Le début de La jument verte de Marcel Aymé (1933)

Au village de Claquebue naquit un jour une jument verte, non pas de ce vert pisseux qui accompagne la décrépitude chez les carnes de poil blanc, mais d'un joli vert de jade. En voyant apparaître la bête, Jules Haudouin n'en croyait ni ses yeux, ni les yeux de sa femme.
- Ce n'est pas possible, disait-il, j'aurais trop de chance.

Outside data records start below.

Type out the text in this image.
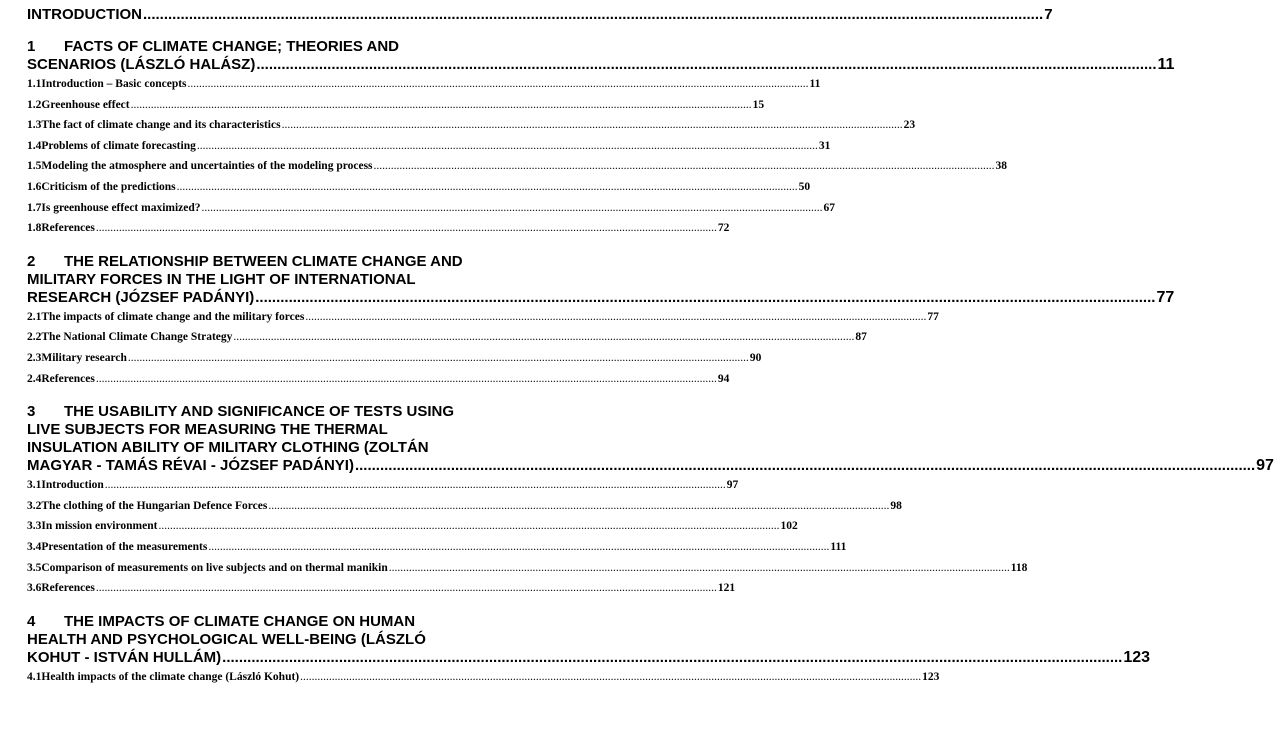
INTRODUCTION .....	7
1 FACTS OF CLIMATE CHANGE; THEORIES AND
SCENARIOS (LÁSZLÓ HALÁSZ) .....	11
1.1 Introduction – Basic concepts .....	11
1.2 Greenhouse effect .....	15
1.3 The fact of climate change and its characteristics .....	23
1.4 Problems of climate forecasting .....	31
1.5 Modeling the atmosphere and uncertainties of the modeling process .....	38
1.6 Criticism of the predictions .....	50
1.7 Is greenhouse effect maximized? .....	67
1.8 References .....	72
2 THE RELATIONSHIP BETWEEN CLIMATE CHANGE AND
MILITARY FORCES IN THE LIGHT OF INTERNATIONAL
RESEARCH (JÓZSEF PADÁNYI) .....	77
2.1 The impacts of climate change and the military forces .....	77
2.2 The National Climate Change Strategy .....	87
2.3 Military research .....	90
2.4 References .....	94
3 THE USABILITY AND SIGNIFICANCE OF TESTS USING
LIVE SUBJECTS FOR MEASURING THE THERMAL
INSULATION ABILITY OF MILITARY CLOTHING (ZOLTÁN
MAGYAR - TAMÁS RÉVAI - JÓZSEF PADÁNYI) .....	97
3.1 Introduction .....	97
3.2 The clothing of the Hungarian Defence Forces .....	98
3.3 In mission environment .....	102
3.4 Presentation of the measurements .....	111
3.5 Comparison of measurements on live subjects and on thermal manikin .....	118
3.6 References .....	121
4 THE IMPACTS OF CLIMATE CHANGE ON HUMAN
HEALTH AND PSYCHOLOGICAL WELL-BEING (LÁSZLÓ
KOHUT - ISTVÁN HULLÁM) .....	123
4.1 Health impacts of the climate change (László Kohut) .....	123
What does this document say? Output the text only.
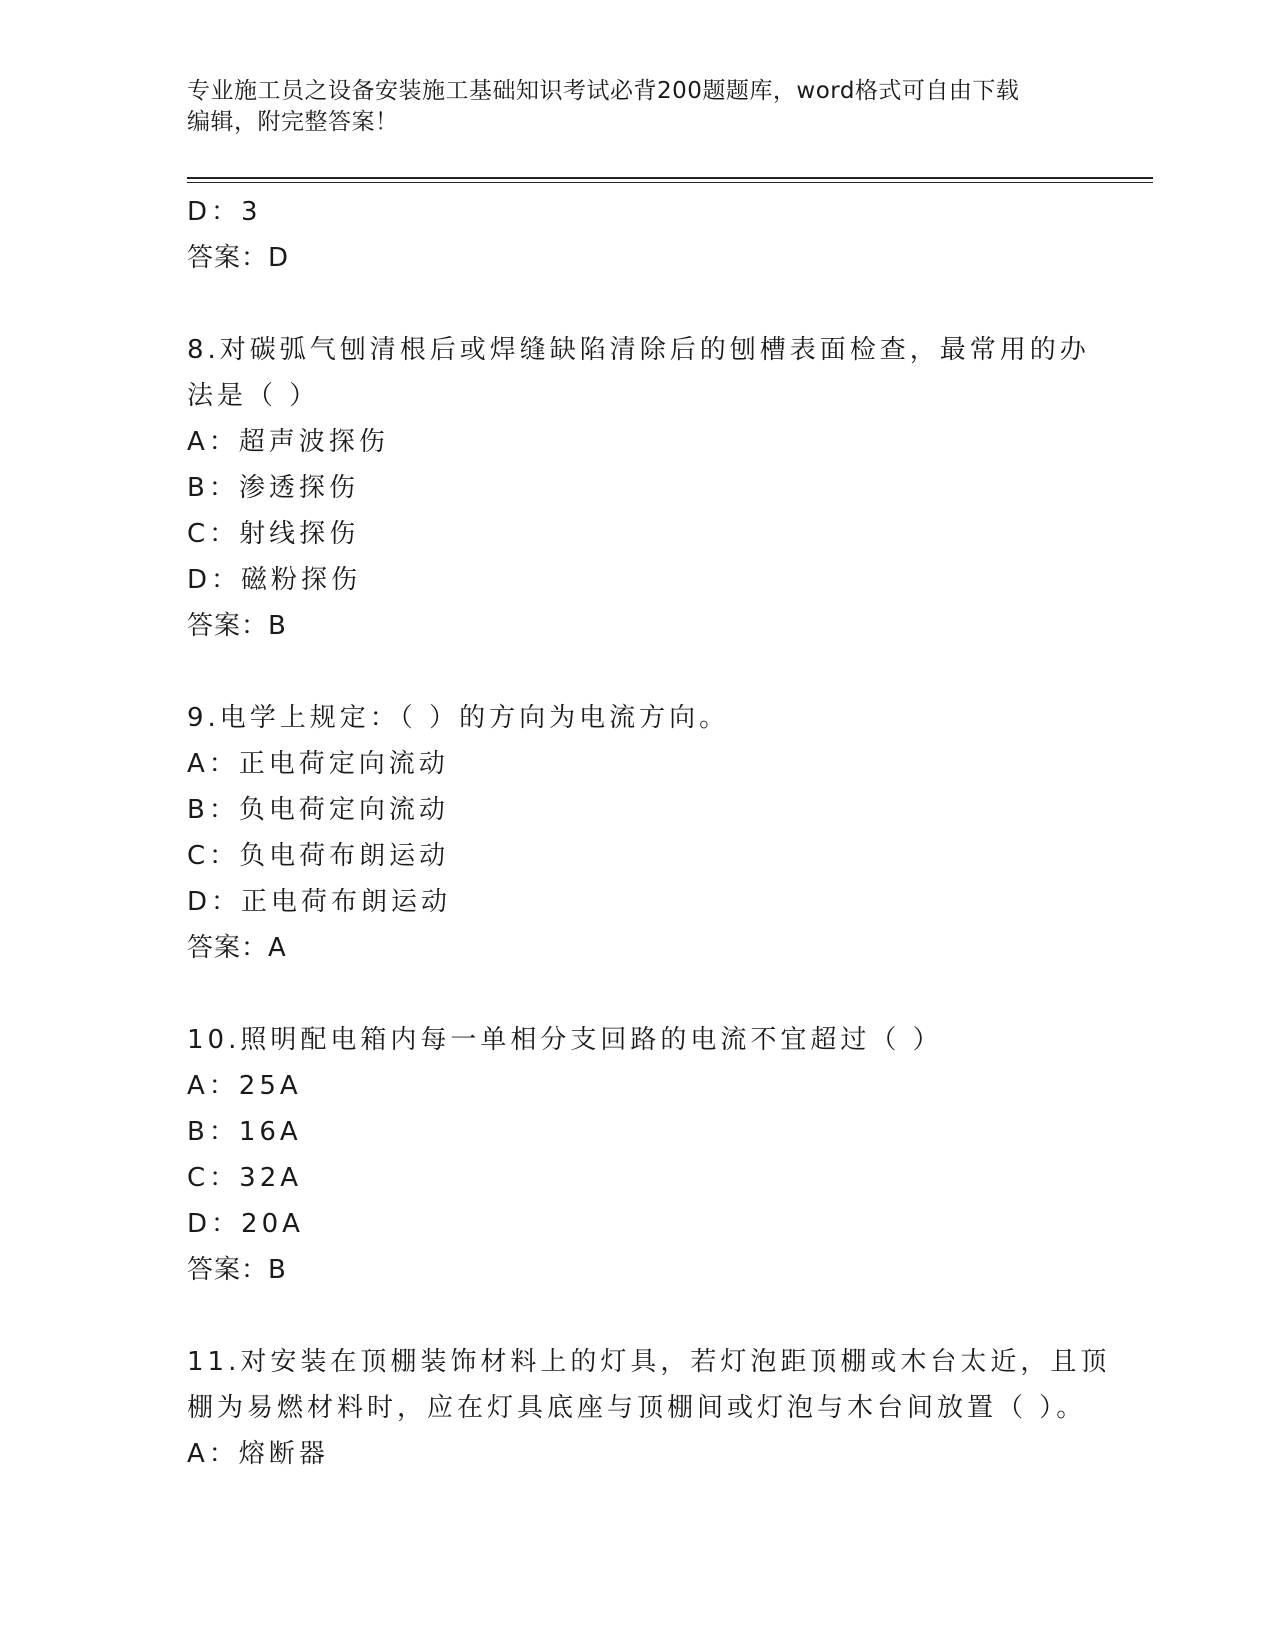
专业施工员之设备安装施工基础知识考试必背200题题库，word格式可自由下载
编辑，附完整答案！
D：3
答案：D
8.对碳弧气刨清根后或焊缝缺陷清除后的刨槽表面检查，最常用的办
法是（ ）
A：超声波探伤
B：渗透探伤
C：射线探伤
D：磁粉探伤
答案：B
9.电学上规定：（ ）的方向为电流方向。
A：正电荷定向流动
B：负电荷定向流动
C：负电荷布朗运动
D：正电荷布朗运动
答案：A
10.照明配电箱内每一单相分支回路的电流不宜超过（ ）
A：25A
B：16A
C：32A
D：20A
答案：B
11.对安装在顶棚装饰材料上的灯具，若灯泡距顶棚或木台太近，且顶
棚为易燃材料时，应在灯具底座与顶棚间或灯泡与木台间放置（ ）。
A：熔断器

Cultivateur et maquignon, Haudouin n'avait jamais été récompensé d'être rusé, menteur et grippe-sou. Ses vaches crevaient par deux à la fois, ses cochons par six, et son grain germait dans les sacs. Il était à peine plus heureux avec ses enfants et, pour en garder trois, il avait fallu en faire six. Mais les enfants, c'était moins gênant. Il pleurait un bon coup le jour de l'enterrement, tordait son mouchoir en rentrant et le mettait à sécher sur le fil. Dans le courant de l'année, à force de sauter sa femme, il arrivait toujours bien à lui en faire un autre. C'est ce qu'il y a de commode dans la question des enfants et, de ce côté-là, Haudoin ne se plaignait pas trop. Il avait trois garçons bien vifs et trois filles au cimetière, à peu près ce qu'il fallait.